In my case it's the difference in hardware. DX11 results are on GTX 1080 Ti, whereas Mac are on Iris Pro on 2013 MacBookPro. > 10x performance difference between these GPUs is entirely expected.
Am I correct in assuming you can only recurse when the recursion can be "unrolled" into a simple loop? In other words, no program flow structures.
I think there are still cases where it won’t work right due to other libraries that might be involved, I’ve had recursion fail even on a new GPU with cuda 9.
Even if you can use recursion, it’s not usually a good idea since you’ll run into thread divergence problems.
So it’s device specific to implement the same thing I believe GPUImage uses a stub for this to apply the same shaders you have in mind.
Unrelated note: there's something really funky going with the comparison between the desktop and the laptop. The desktop is pretty high-end and should just obliterate that Macbook. It's seriously weird that they're so close. I'm not sure I trust the results.
Apart from the fact that DirectX 12 predates Vulkan by a substantial margin (and includes APIs for more than graphics), this is a pretty major reason. The API itself is only one concern and I can't tell whether it's easier or harder to use OpenGL (assuming an expert at both) - it's just different. The tooling surrounding it is a completely different story.
Even during DirectX 9 there was a tool that would show you the state of all your backbuffers after draw calls[1]. It was extremely spartan, but with such a simple tool debugging shaders became enormously easier. I'm not sure if anything exists for OpenGL today. They productized this and more in VS2017[2] - including being able to step through shaders in a debugger. The big draw to the Windows platform for developers has always been the tooling and Microsoft knows this.
VS and DirectX aren't going away until people stop regarding them a "just a text editor" and "just an API" respectively. It would help if people earnestly competed with what Microsoft is doing, instead of dismissing their products for no other reason than dogma.
> Microsoft Embrace, Extend, Extinguish
That ended with the exit of Balmer.
[1]: https://tomtech999.wordpress.com/2011/09/07/debugging-direct...
A few years ago Crytek open sourced this: https://renderdoc.org/
I’ve mostly used the tool with DX11, but they also support OpenGL, GLES and Vulkan.
Microsoft is not alone, people keep forgetting OpenGL never mattered on game consoles.

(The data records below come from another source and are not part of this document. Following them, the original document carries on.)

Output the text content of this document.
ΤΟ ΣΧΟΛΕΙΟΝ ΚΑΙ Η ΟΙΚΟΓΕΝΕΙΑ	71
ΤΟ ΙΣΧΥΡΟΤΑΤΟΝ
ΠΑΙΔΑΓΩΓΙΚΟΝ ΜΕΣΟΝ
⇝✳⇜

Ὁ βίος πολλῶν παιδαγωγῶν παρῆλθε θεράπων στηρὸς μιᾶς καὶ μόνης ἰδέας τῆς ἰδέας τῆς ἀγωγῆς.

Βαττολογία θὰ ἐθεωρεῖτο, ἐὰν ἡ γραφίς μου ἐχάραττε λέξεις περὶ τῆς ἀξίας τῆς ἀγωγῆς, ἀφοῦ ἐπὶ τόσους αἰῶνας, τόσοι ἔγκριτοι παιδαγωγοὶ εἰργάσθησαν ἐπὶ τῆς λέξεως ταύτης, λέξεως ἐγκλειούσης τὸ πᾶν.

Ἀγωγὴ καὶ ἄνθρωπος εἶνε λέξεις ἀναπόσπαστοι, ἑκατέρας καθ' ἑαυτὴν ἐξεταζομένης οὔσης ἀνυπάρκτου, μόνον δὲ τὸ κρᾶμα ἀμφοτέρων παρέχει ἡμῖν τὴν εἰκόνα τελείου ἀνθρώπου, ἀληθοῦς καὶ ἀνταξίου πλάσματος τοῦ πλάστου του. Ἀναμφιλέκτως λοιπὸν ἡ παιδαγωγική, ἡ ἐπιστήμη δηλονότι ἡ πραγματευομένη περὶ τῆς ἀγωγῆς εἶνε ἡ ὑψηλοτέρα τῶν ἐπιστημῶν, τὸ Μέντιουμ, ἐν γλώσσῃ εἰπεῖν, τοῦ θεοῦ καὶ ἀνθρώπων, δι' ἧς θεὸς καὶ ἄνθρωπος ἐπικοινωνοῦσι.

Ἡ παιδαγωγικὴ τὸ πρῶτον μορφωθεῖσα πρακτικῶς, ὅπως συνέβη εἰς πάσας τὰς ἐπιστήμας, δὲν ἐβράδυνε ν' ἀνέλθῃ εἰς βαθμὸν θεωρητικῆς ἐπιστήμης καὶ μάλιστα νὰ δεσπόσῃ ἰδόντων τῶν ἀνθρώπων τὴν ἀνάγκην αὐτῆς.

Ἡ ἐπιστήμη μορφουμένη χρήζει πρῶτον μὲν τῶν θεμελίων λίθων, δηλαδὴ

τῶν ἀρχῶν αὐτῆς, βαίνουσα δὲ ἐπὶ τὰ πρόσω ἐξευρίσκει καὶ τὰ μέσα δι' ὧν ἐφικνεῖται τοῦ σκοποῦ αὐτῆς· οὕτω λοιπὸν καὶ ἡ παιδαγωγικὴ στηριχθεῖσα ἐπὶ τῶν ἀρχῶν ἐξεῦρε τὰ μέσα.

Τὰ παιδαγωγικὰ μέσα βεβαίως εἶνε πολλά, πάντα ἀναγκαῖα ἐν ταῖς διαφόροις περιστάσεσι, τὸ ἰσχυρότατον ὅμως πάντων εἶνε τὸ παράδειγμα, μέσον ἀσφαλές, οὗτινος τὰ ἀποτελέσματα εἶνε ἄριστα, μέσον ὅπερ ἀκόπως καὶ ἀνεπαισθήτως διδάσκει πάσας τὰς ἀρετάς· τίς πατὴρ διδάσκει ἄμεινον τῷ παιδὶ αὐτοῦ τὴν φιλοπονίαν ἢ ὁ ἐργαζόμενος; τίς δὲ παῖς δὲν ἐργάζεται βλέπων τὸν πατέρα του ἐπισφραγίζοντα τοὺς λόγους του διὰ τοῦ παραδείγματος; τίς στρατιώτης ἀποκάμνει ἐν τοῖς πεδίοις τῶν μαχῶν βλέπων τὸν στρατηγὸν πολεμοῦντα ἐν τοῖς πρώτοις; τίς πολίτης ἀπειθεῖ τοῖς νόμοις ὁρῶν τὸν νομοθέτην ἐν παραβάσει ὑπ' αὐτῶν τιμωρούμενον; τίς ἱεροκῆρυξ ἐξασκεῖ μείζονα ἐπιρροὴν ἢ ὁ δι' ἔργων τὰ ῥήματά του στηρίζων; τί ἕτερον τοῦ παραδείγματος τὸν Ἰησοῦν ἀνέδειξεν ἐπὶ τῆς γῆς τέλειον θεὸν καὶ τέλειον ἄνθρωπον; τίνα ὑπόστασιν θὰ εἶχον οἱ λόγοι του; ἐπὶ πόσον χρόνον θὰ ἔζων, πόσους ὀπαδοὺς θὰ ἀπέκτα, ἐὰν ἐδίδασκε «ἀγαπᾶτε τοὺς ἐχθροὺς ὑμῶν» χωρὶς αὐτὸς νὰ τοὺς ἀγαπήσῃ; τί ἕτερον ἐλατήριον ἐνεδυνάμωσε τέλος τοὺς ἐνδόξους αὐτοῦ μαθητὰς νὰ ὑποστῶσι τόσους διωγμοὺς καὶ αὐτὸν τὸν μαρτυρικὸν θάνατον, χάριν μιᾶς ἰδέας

Even Vulkan is supported on the Swift, the main 3D API is NVN.
Some of the benefits of DirectX, proper 3D API, with a toolkit that supports math, fonts, textures, sprites instead of playing "go fish" libraries, OOP API, OOP shading language, nice debugging integrated into visual studio.
Same applies to the other 3D APIs.
Game developers care about their IP, how it gets into each platform is secondary to that.

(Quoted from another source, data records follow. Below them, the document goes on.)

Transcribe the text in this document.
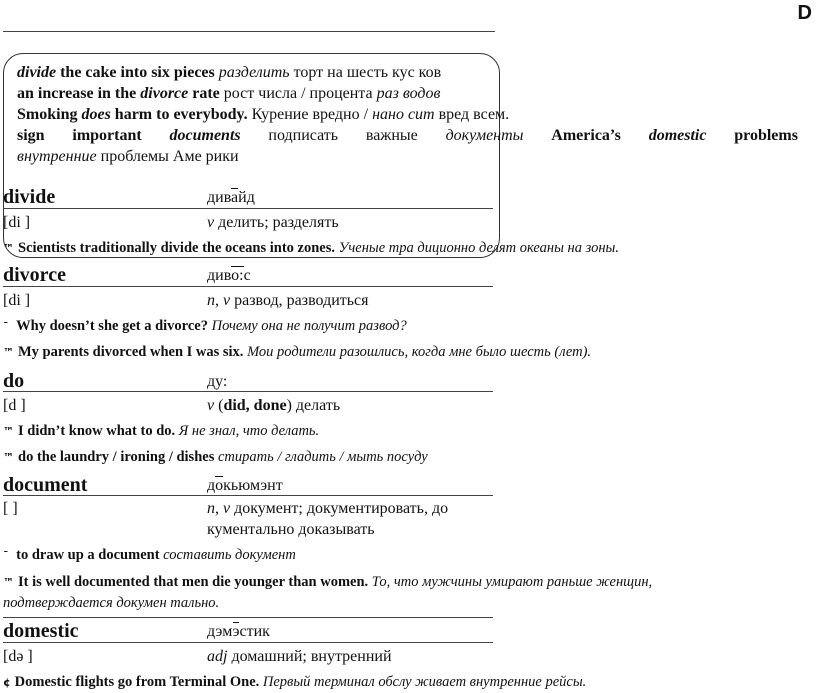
D
divide the cake into six pieces разделить торт на шесть кус ков
an increase in the divorce rate рост числа / процента раз водов
Smoking does harm to everybody. Курение вредно / нано сит вред всем.
sign important documents подписать важные документы America’s domestic problems
внутренние проблемы Аме рики
divide	дивайд
[di ]	v делить; разделять
™ Scientists traditionally divide the oceans into zones. Ученые тра диционно делят океаны на зоны.
divorce	диво:с
[di ]	n, v развод, разводиться
ˉ Why doesn’t she get a divorce? Почему она не получит развод?
™ My parents divorced when I was six. Мои родители разошлись, когда мне было шесть (лет).
do	ду:
[d ]	v (did, done) делать
™ I didn’t know what to do. Я не знал, что делать.
™ do the laundry / ironing / dishes стирать / гладить / мыть посуду
document	докьюмэнт
[ ]	n, v документ; документировать, до
кументально доказывать
ˉ to draw up a document составить документ
™ It is well documented that men die younger than women. То, что мужчины умирают раньше женщин,
подтверждается докумен тально.
domestic	дэмэстик
[də ]	adj домашний; внутренний
¢ Domestic flights go from Terminal One. Первый терминал обслу живает внутренние рейсы.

The OP has relatively old GPU in the desktop, GeForce GTX 770 is from 2013, it delivers up to 3.2 TFlops single precision.
The laptop is much newer, its’ from 2016, and the Intel GPU delivers 0.7-0.8 TFlops. The raw computational power is different, but not 10 times different, just 4 times.
The reason why OP has measured 2 times difference not 4 times is probably because data access costs. Intel GPU is integrated so it has very fast access to system RAM. nVidia GPU in the desktop needs to copy data from system RAM to VRAM over the PCIx. PCIx is slower, both bandwidth (CPU to RAM: 34.1 GB/s, PCIx 3.0: 985 MB/s per lane i.e. 15.76 GB/s for 16x), and especially latency.
I was also a little surprised at how well the MacBook performed, but it's quite reproducible for me. To be fair, this desktop is actually about 5 years old, and it wasn't really "top of the line" when I built it.